L'auteur palestinien Mazen Maarouf dans la cour du Café Younis du quartier Hamra à Beyrouth, près de l'endroit où il a grandi pendant la guerre civile. Photo João Sousa/L'Orient Today
Tout le monde passe par ce moment-déclic (ou plusieurs) durant l’adolescence où on a le sentiment de « sortir du brouillard » de l’enfance et d’entrer dans le « monde réel », de sortir d’un kaléidoscope de sensations et d’entrer dans une forme plus définie de soi. Ce passage peut s’avérer douloureux, difficile, excitant.
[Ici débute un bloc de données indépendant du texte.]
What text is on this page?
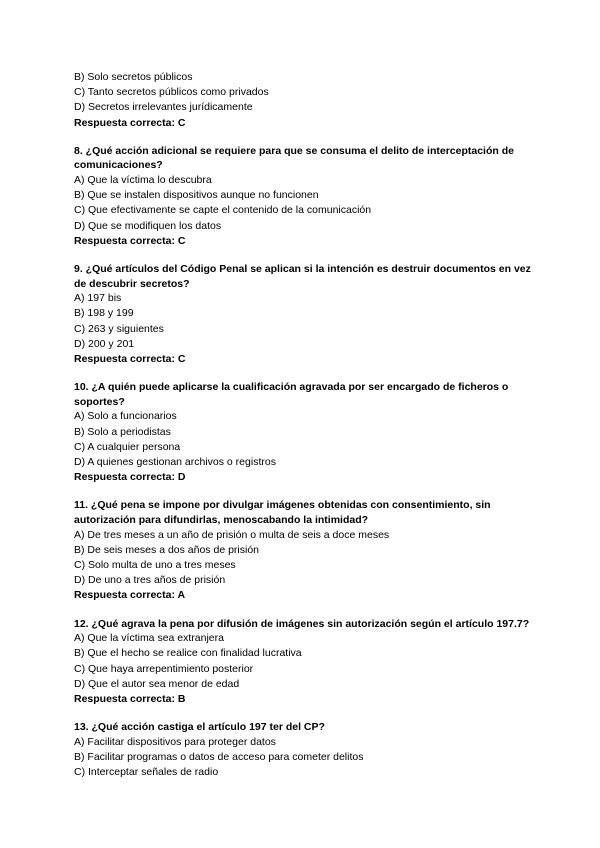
B) Solo secretos públicos
C) Tanto secretos públicos como privados
D) Secretos irrelevantes jurídicamente
Respuesta correcta: C
8. ¿Qué acción adicional se requiere para que se consuma el delito de interceptación de comunicaciones?
A) Que la víctima lo descubra
B) Que se instalen dispositivos aunque no funcionen
C) Que efectivamente se capte el contenido de la comunicación
D) Que se modifiquen los datos
Respuesta correcta: C
9. ¿Qué artículos del Código Penal se aplican si la intención es destruir documentos en vez de descubrir secretos?
A) 197 bis
B) 198 y 199
C) 263 y siguientes
D) 200 y 201
Respuesta correcta: C
10. ¿A quién puede aplicarse la cualificación agravada por ser encargado de ficheros o soportes?
A) Solo a funcionarios
B) Solo a periodistas
C) A cualquier persona
D) A quienes gestionan archivos o registros
Respuesta correcta: D
11. ¿Qué pena se impone por divulgar imágenes obtenidas con consentimiento, sin autorización para difundirlas, menoscabando la intimidad?
A) De tres meses a un año de prisión o multa de seis a doce meses
B) De seis meses a dos años de prisión
C) Solo multa de uno a tres meses
D) De uno a tres años de prisión
Respuesta correcta: A
12. ¿Qué agrava la pena por difusión de imágenes sin autorización según el artículo 197.7?
A) Que la víctima sea extranjera
B) Que el hecho se realice con finalidad lucrativa
C) Que haya arrepentimiento posterior
D) Que el autor sea menor de edad
Respuesta correcta: B
13. ¿Qué acción castiga el artículo 197 ter del CP?
A) Facilitar dispositivos para proteger datos
B) Facilitar programas o datos de acceso para cometer delitos
C) Interceptar señales de radio
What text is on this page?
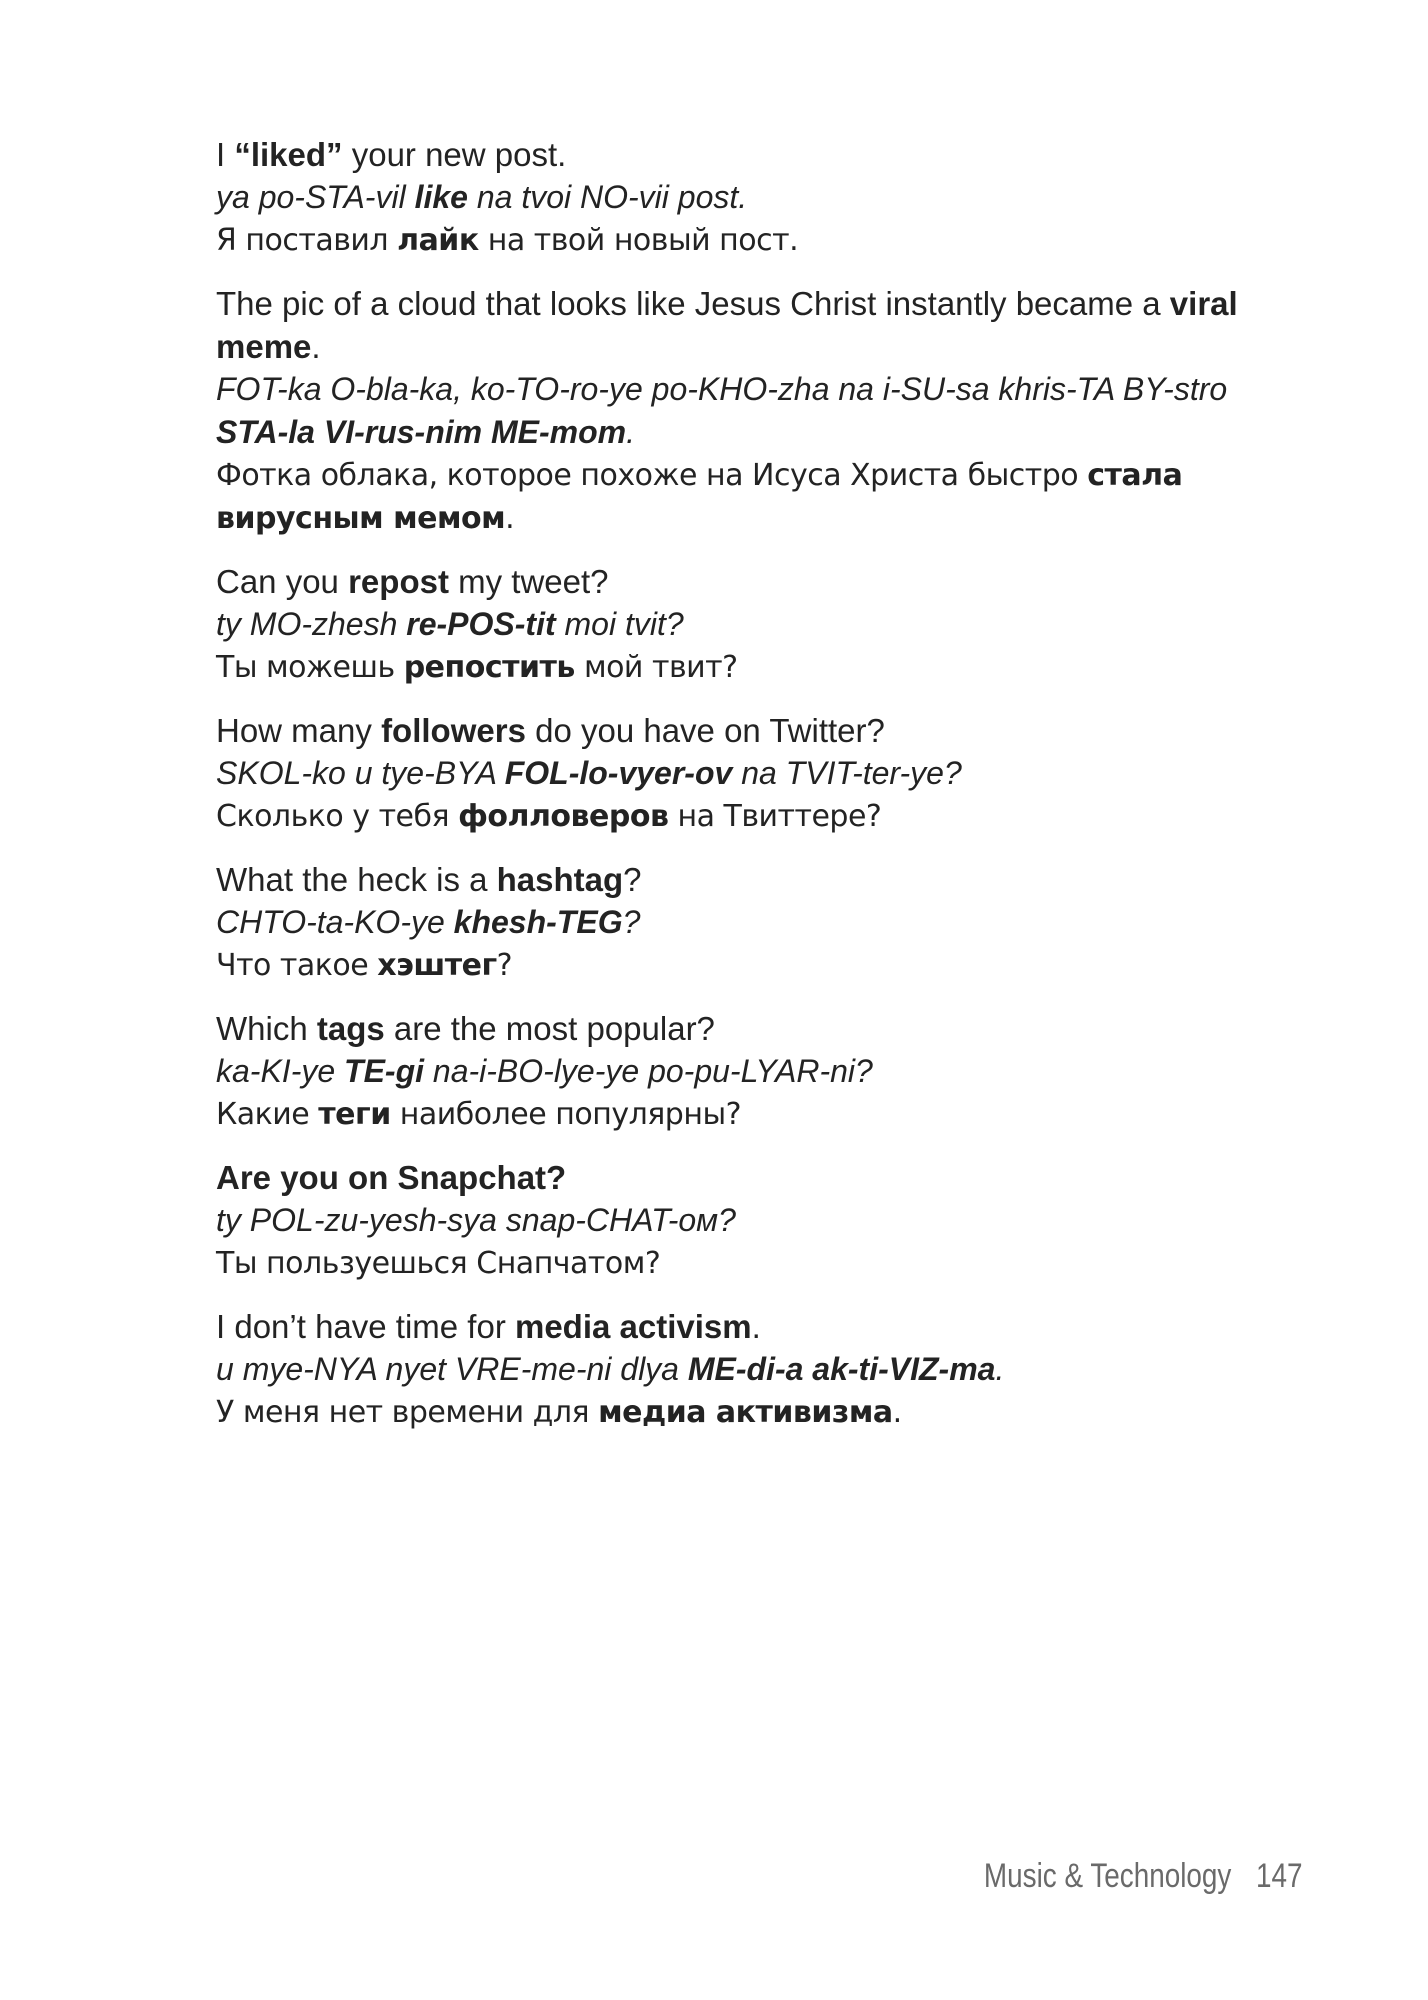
I “liked” your new post.
ya po-STA-vil like na tvoi NO-vii post.
Я поставил лайк на твой новый пост.
The pic of a cloud that looks like Jesus Christ instantly became a viral meme.
FOT-ka O-bla-ka, ko-TO-ro-ye po-KHO-zha na i-SU-sa khris-TA BY-stro STA-la VI-rus-nim ME-mom.
Фотка облака, которое похоже на Исуса Христа быстро стала вирусным мемом.
Can you repost my tweet?
ty MO-zhesh re-POS-tit moi tvit?
Ты можешь репостить мой твит?
How many followers do you have on Twitter?
SKOL-ko u tye-BYA FOL-lo-vyer-ov na TVIT-ter-ye?
Сколько у тебя фолловеров на Твиттере?
What the heck is a hashtag?
CHTO-ta-KO-ye khesh-TEG?
Что такое хэштег?
Which tags are the most popular?
ka-KI-ye TE-gi na-i-BO-lye-ye po-pu-LYAR-ni?
Какие теги наиболее популярны?
Are you on Snapchat?
ty POL-zu-yesh-sya snap-CHAT-ом?
Ты пользуешься Снапчатом?
I don’t have time for media activism.
u mye-NYA nyet VRE-me-ni dlya ME-di-a ak-ti-VIZ-ma.
У меня нет времени для медиа активизма.
Music & Technology 147
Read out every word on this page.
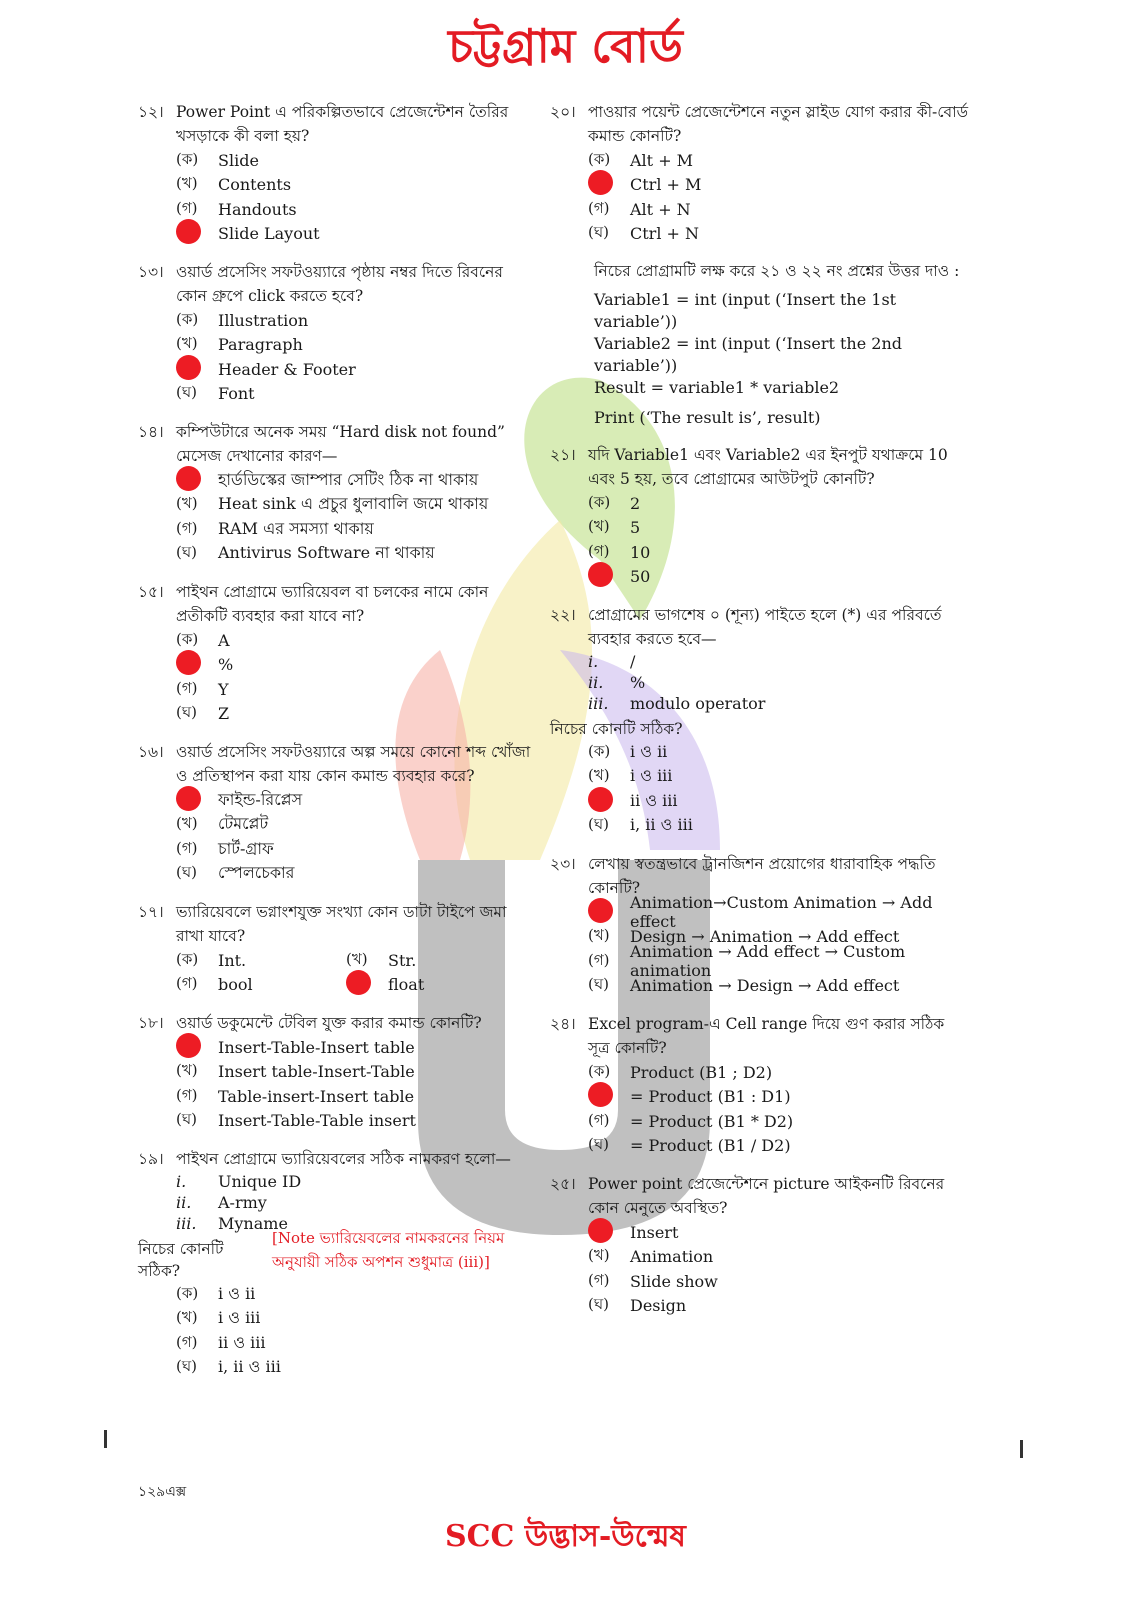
চট্টগ্রাম বোর্ড
১২। Power Point এ পরিকল্পিতভাবে প্রেজেন্টেশন তৈরির খসড়াকে কী বলা হয়?
(ক)	Slide
(খ)	Contents
(গ)	Handouts
Slide Layout
১৩। ওয়ার্ড প্রসেসিং সফটওয়্যারে পৃষ্ঠায় নম্বর দিতে রিবনের কোন গ্রুপে click করতে হবে?
(ক)	Illustration
(খ)	Paragraph
Header & Footer
(ঘ)	Font
১৪। কম্পিউটারে অনেক সময় “Hard disk not found” মেসেজ দেখানোর কারণ—
হার্ডডিস্কের জাম্পার সেটিং ঠিক না থাকায়
(খ)	Heat sink এ প্রচুর ধুলাবালি জমে থাকায়
(গ)	RAM এর সমস্যা থাকায়
(ঘ)	Antivirus Software না থাকায়
১৫। পাইথন প্রোগ্রামে ভ্যারিয়েবল বা চলকের নামে কোন প্রতীকটি ব্যবহার করা যাবে না?
(ক)	A
%
(গ)	Y
(ঘ)	Z
১৬। ওয়ার্ড প্রসেসিং সফটওয়্যারে অল্প সময়ে কোনো শব্দ খোঁজা ও প্রতিস্থাপন করা যায় কোন কমান্ড ব্যবহার করে?
ফাইন্ড-রিপ্লেস
(খ)	টেমপ্লেট
(গ)	চার্ট-গ্রাফ
(ঘ)	স্পেলচেকার
১৭। ভ্যারিয়েবলে ভগ্নাংশযুক্ত সংখ্যা কোন ডাটা টাইপে জমা রাখা যাবে?
(ক)	Int.	(খ)	Str.
(গ)	bool	float
১৮। ওয়ার্ড ডকুমেন্টে টেবিল যুক্ত করার কমান্ড কোনটি?
Insert-Table-Insert table
(খ)	Insert table-Insert-Table
(গ)	Table-insert-Insert table
(ঘ)	Insert-Table-Table insert
১৯। পাইথন প্রোগ্রামে ভ্যারিয়েবলের সঠিক নামকরণ হলো—
i.	Unique ID
ii.	A-rmy
iii.	Myname
নিচের কোনটি সঠিক?
(ক)	i ও ii
(খ)	i ও iii
(গ)	ii ও iii
(ঘ)	i, ii ও iii
২০। পাওয়ার পয়েন্ট প্রেজেন্টেশনে নতুন স্লাইড যোগ করার কী-বোর্ড কমান্ড কোনটি?
(ক)	Alt + M
Ctrl + M
(গ)	Alt + N
(ঘ)	Ctrl + N
নিচের প্রোগ্রামটি লক্ষ করে ২১ ও ২২ নং প্রশ্নের উত্তর দাও :
Variable1 = int (input (‘Insert the 1st variable’))
Variable2 = int (input (‘Insert the 2nd variable’))
Result = variable1 * variable2
Print (‘The result is’, result)
২১। যদি Variable1 এবং Variable2 এর ইনপুট যথাক্রমে 10 এবং 5 হয়, তবে প্রোগ্রামের আউটপুট কোনটি?
(ক)	2
(খ)	5
(গ)	10
50
২২। প্রোগ্রামের ভাগশেষ ০ (শূন্য) পাইতে হলে (*) এর পরিবর্তে ব্যবহার করতে হবে—
i.	/
ii.	%
iii.	modulo operator
নিচের কোনটি সঠিক?
(ক)	i ও ii
(খ)	i ও iii
ii ও iii
(ঘ)	i, ii ও iii
২৩। লেখায় স্বতন্ত্রভাবে ট্রানজিশন প্রয়োগের ধারাবাহিক পদ্ধতি কোনটি?
Animation→Custom Animation → Add effect
(খ)	Design → Animation → Add effect
(গ)	Animation → Add effect → Custom animation
(ঘ)	Animation → Design → Add effect
২৪। Excel program-এ Cell range দিয়ে গুণ করার সঠিক সূত্র কোনটি?
(ক)	Product (B1 ; D2)
= Product (B1 : D1)
(গ)	= Product (B1 * D2)
(ঘ)	= Product (B1 / D2)
২৫। Power point প্রেজেন্টেশনে picture আইকনটি রিবনের কোন মেনুতে অবস্থিত?
Insert
(খ)	Animation
(গ)	Slide show
(ঘ)	Design
[Note ভ্যারিয়েবলের নামকরনের নিয়ম অনুযায়ী সঠিক অপশন শুধুমাত্র (iii)]
১২৯এক্স
SCC উদ্ভাস-উন্মেষ
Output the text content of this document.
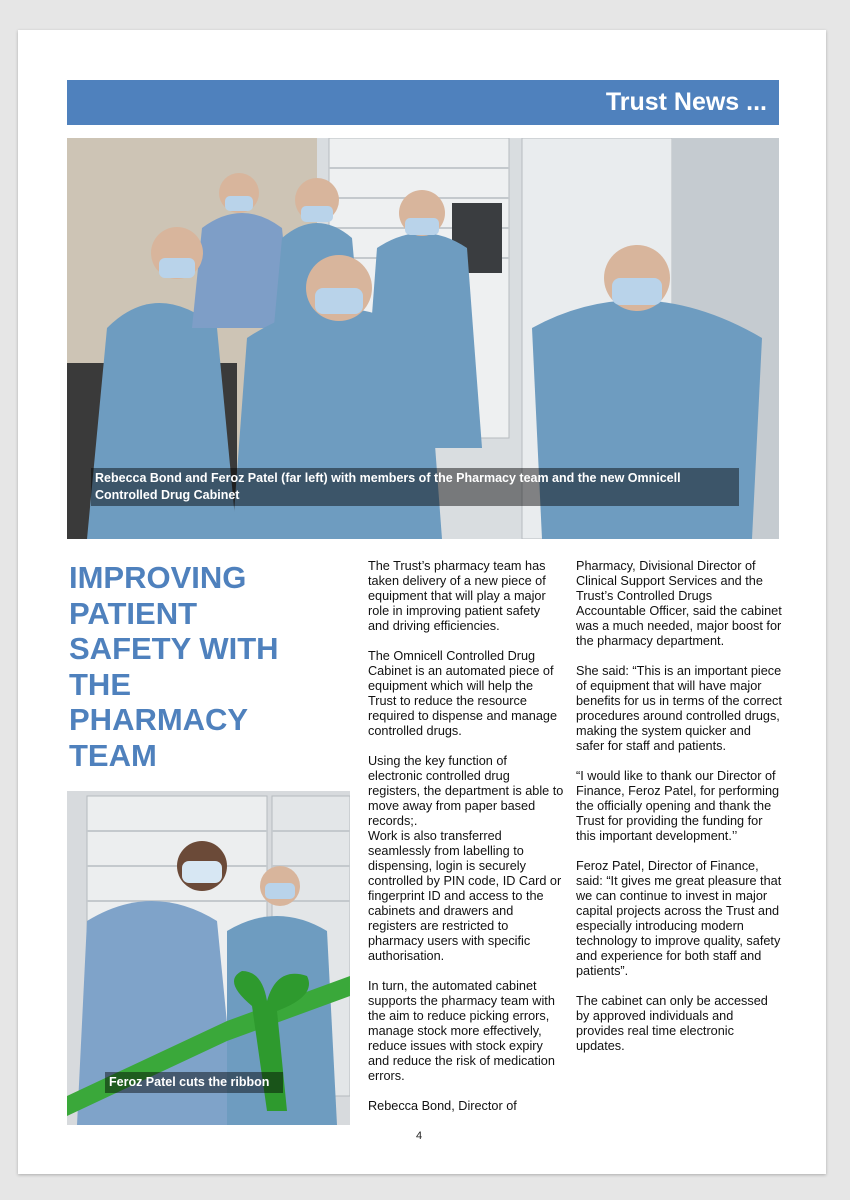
Trust News ...
Rebecca Bond and Feroz Patel (far left) with members of the Pharmacy team and the new Omnicell Controlled Drug Cabinet
IMPROVING PATIENT SAFETY WITH THE PHARMACY TEAM
Feroz Patel cuts the ribbon

The Trust’s pharmacy team has taken delivery of a new piece of equipment that will play a major role in improving patient safety and driving efficiencies.

The Omnicell Controlled Drug Cabinet is an automated piece of equipment which will help the Trust to reduce the resource required to dispense and manage controlled drugs.

Using the key function of electronic controlled drug registers, the department is able to move away from paper based records;.

Work is also transferred seamlessly from labelling to dispensing, login is securely controlled by PIN code, ID Card or fingerprint ID and access to the cabinets and drawers and registers are restricted to pharmacy users with specific authorisation.

In turn, the automated cabinet supports the pharmacy team with the aim to reduce picking errors, manage stock more effectively, reduce issues with stock expiry and reduce the risk of medication errors.

Rebecca Bond, Director of

Pharmacy, Divisional Director of Clinical Support Services and the Trust’s Controlled Drugs Accountable Officer, said the cabinet was a much needed, major boost for the pharmacy department.

She said: “This is an important piece of equipment that will have major benefits for us in terms of the correct procedures around controlled drugs, making the system quicker and safer for staff and patients.

“I would like to thank our Director of Finance, Feroz Patel, for performing the officially opening and thank the Trust for providing the funding for this important development.’’

Feroz Patel, Director of Finance, said: “It gives me great pleasure that we can continue to invest in major capital projects across the Trust and especially introducing modern technology to improve quality, safety and experience for both staff and patients”.

The cabinet can only be accessed by approved individuals and provides real time electronic updates.

4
Chez les enfants de la guerre, ce déclic prend une toute autre dimension. Celle, souvent, de réaliser qu’il existe un monde où les camarades de jeu ne sont pas réduits en miettes par des obus, quelques instants après leur avoir dit « au revoir ». Pour Mazen Maarouf, sortir de la brume de l’enfance lui a fait l’effet d’une farce cruelle. « C’était comme si on se demandait qui m’avait piégé ici. Qui m’a coincé ici ? On se sent dupé, vous savez ? On se sent trompé. »
L’auteur palestinien, né à Beyrouth, a passé les douze premières années de sa vie au cœur de la guerre civile libanaise et le reste de son enfance à en subir les conséquences. Sa famille a fui le massacre du camp de réfugiés de Tell el-Zaatar en 1976, a vécu dans le camp de Chatila, puis s’est retrouvée dans le quartier de Hamra à Beyrouth, dans un appartement avec, ironie dystopique, une belle vue sur la mer et... des hommes armés omniprésents, qui tiennent leurs fusils « comme d’autres tiennent des tasses à café ».
Maarouf n’a commencé à écrire sur la guerre du point de vue d’un enfant que lorsqu’il a déménagé en Islande en 2011 et qu’il a commencé à faire des cauchemars dans lesquels les souvenirs cristallisés de la vie parmi les chars blindés remontaient à la surface.
L’écrivain, assis sous les arbres touffus de la terrasse du Café Younis à Hamra, à quelques rues de l’endroit où il a grandi, agite un stylo qu’il a emprunté au cas où il penserait à quelque chose qu’il voudrait écrire.
« Personne n’interroge les enfants sur la guerre, sur ce qui s’est passé. Personne ne les prend au sérieux, dit-il. Les enfants sont également victimes, mais nous n’étions pas que des victimes ! Nous avons fait des choses horribles. Je voulais représenter, autant que possible, l’éventail des comportements des enfants pendant la guerre. »
L'auteur palestinien Mazen Maarouf. Photo João Sousa/L'Orient Today
Dans l’histoire éponyme de son recueil primé, Jokes for the Gunmen (éditions Granta) (Blagues pour les tireurs), le personnage principal, un jeune garçon, tente de se procurer un œil de verre pour son père, qui a deux yeux parfaitement fonctionnels. Il va jusqu’à proposer de vendre son frère jumeau à des soldats qui, selon lui, paieront pour ses organes. L’œil de verre, a décidé le garçon, est ce qui rendra son père assez fort pour éviter les coups quotidiens des hommes armés.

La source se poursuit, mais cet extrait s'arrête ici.